The Islamic Republic of Iran has offered a multi-million dollar reward to anyone who murders U.S. President Donald Trump.
Iranian lawmaker Ahmad Hamzeh informed the Iranian parliament, which serves at the pleasure of Supreme Leader Ayatollah Ali Khamenei, that the Kerman Province birthplace of the assassinated Islamic Revolutionary Guards Corps’ Quds Force Commander Qassem Soleimani, “will pay $3 million reward in cash to whoever kills Trump.”
Robert Wood, who serves as U.S. Permanent Representative to the Conference on Disarmament and as U.S. Special Representative for Biological and Toxin Weapons Convention (BWC), dismissed the bounty as “just ridiculous, but it gives you a sense of the terrorist underpinnings of that regime and that regime needs to change its behavior. Its behavior is what has got them to this point and again, we hope that they learned a lesson by what happened recently in the region, so well, we will have to see, but I mean it is just a ridiculous comment.”
While speaking on the sidelines of an international conference on disarmament in Geneva, Ambassador Wood further urged the word community to join the United States in applying “more pressure on Iran to end its malign behavior and sit down with the United States and negotiate an agreement, a deal, a settlement with the nuclear issue, but also with the other issues that concern us, like the ballistic missile proliferation and development and other malign activities around the region.”

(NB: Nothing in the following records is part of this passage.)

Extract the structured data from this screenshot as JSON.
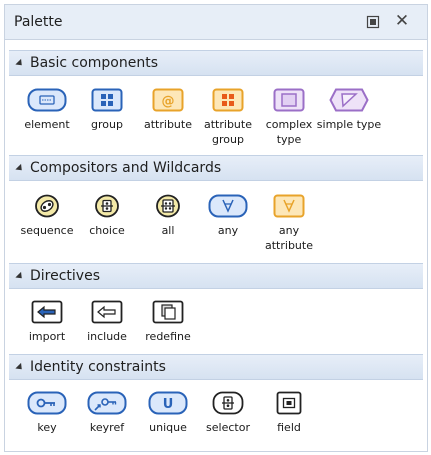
{
  "panel": {
    "title": "Palette"
  },
  "sections": [
    {
      "label": "Basic components",
      "items": [
        {
          "label": "element",
          "icon": "element-icon"
        },
        {
          "label": "group",
          "icon": "group-icon"
        },
        {
          "label": "attribute",
          "icon": "attribute-icon"
        },
        {
          "label": "attribute group",
          "icon": "attribute-group-icon"
        },
        {
          "label": "complex type",
          "icon": "complex-type-icon"
        },
        {
          "label": "simple type",
          "icon": "simple-type-icon"
        }
      ]
    },
    {
      "label": "Compositors and Wildcards",
      "items": [
        {
          "label": "sequence",
          "icon": "sequence-icon"
        },
        {
          "label": "choice",
          "icon": "choice-icon"
        },
        {
          "label": "all",
          "icon": "all-icon"
        },
        {
          "label": "any",
          "icon": "any-icon"
        },
        {
          "label": "any attribute",
          "icon": "any-attribute-icon"
        }
      ]
    },
    {
      "label": "Directives",
      "items": [
        {
          "label": "import",
          "icon": "import-icon"
        },
        {
          "label": "include",
          "icon": "include-icon"
        },
        {
          "label": "redefine",
          "icon": "redefine-icon"
        }
      ]
    },
    {
      "label": "Identity constraints",
      "items": [
        {
          "label": "key",
          "icon": "key-icon"
        },
        {
          "label": "keyref",
          "icon": "keyref-icon"
        },
        {
          "label": "unique",
          "icon": "unique-icon"
        },
        {
          "label": "selector",
          "icon": "selector-icon"
        },
        {
          "label": "field",
          "icon": "field-icon"
        }
      ]
    }
  ],
  "colors": {
    "blue": "#2a63b8",
    "blueFill": "#dbe8fb",
    "orange": "#e8a32a",
    "orangeFill": "#fde7b8",
    "purple": "#9b6fc7",
    "purpleFill": "#eee2f8",
    "dark": "#222222"
  }
}
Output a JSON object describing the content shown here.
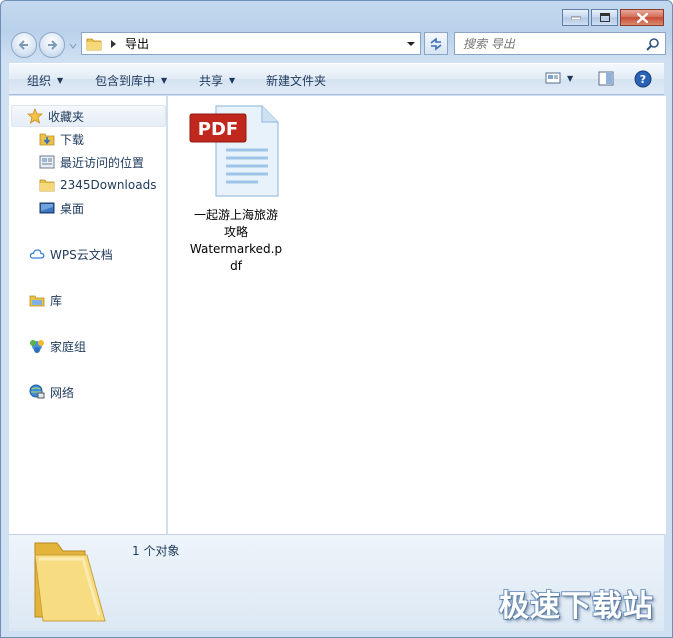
{
  "window": {
    "caption_buttons": [
      "minimize",
      "maximize",
      "close"
    ]
  },
  "address": {
    "path": "导出",
    "back_icon": "arrow-left-icon",
    "forward_icon": "arrow-right-icon"
  },
  "search": {
    "placeholder": "搜索 导出"
  },
  "toolbar": {
    "organize": "组织",
    "include_in_library": "包含到库中",
    "share": "共享",
    "new_folder": "新建文件夹"
  },
  "sidebar": {
    "favorites": {
      "label": "收藏夹",
      "items": [
        {
          "label": "下载",
          "icon": "download-folder-icon"
        },
        {
          "label": "最近访问的位置",
          "icon": "recent-places-icon"
        },
        {
          "label": "2345Downloads",
          "icon": "folder-icon"
        },
        {
          "label": "桌面",
          "icon": "desktop-icon"
        }
      ]
    },
    "wps_cloud": "WPS云文档",
    "libraries": "库",
    "homegroup": "家庭组",
    "network": "网络"
  },
  "files": [
    {
      "name": "一起游上海旅游攻略Watermarked.pdf",
      "name_lines": [
        "一起游上海旅游",
        "攻略",
        "Watermarked.p",
        "df"
      ],
      "badge": "PDF",
      "icon": "pdf-file-icon"
    }
  ],
  "status": {
    "count_text": "1 个对象"
  },
  "watermark": "极速下载站",
  "colors": {
    "pdf_red": "#c0281e",
    "window_frame": "#b9d1ea"
  }
}
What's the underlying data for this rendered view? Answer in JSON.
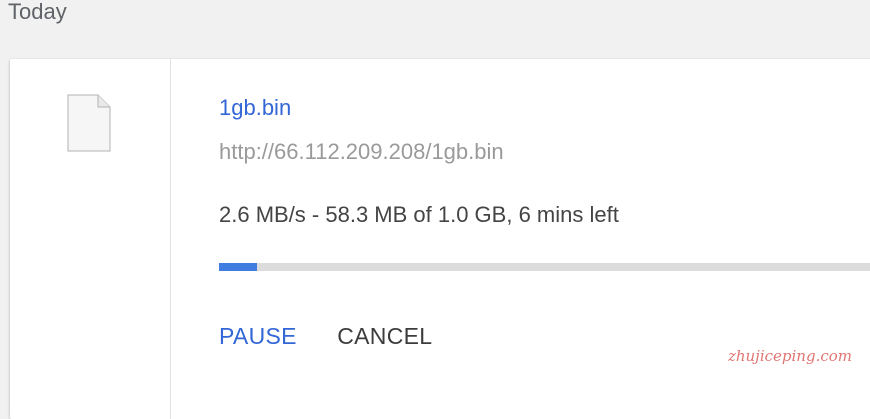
{
  "section": {
    "header": "Today"
  },
  "download": {
    "file_icon": "file-icon",
    "file_name": "1gb.bin",
    "url": "http://66.112.209.208/1gb.bin",
    "status": "2.6 MB/s - 58.3 MB of 1.0 GB, 6 mins left",
    "progress_percent": 5.8,
    "actions": {
      "pause_label": "PAUSE",
      "cancel_label": "CANCEL"
    }
  },
  "watermark": "zhujiceping.com",
  "colors": {
    "link_blue": "#3367d6",
    "progress_fill": "#3f7de0",
    "progress_track": "#dcdcdc",
    "page_background": "#f1f1f1"
  }
}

Meanwhile in Tehran, Iranian artists showcased an exhibition at the former U.S. Embassy in Iran, which today serves as a regime-sponsored museum.
The exhibition display featured numerous torn Israeli and American flags draping over coffins, as well as military helmets placed on top of crosses bearing the U.S. flag. An upside-down U.S. flag was also hung at the entrance of the former diplomatic mission, near a sign reading “U.S. Den of Espionage.”
During an event at the museum, a senior Iranian Military Spokesperson Abolfazl Shekarchi sought to downplay Washington’s capability of confronting Tehran. Pointing to the 1979 hostage crisis, of 1979, Shekarchi said “that when they had power, they could not stand against Iran’s authority,” adding that “nowadays they are weak, desperate and disabled, and Iran is the determinant power (in the region).” He went on to proclaim that “The guarantor of safety in the Persian Gulf is Iran, not America.”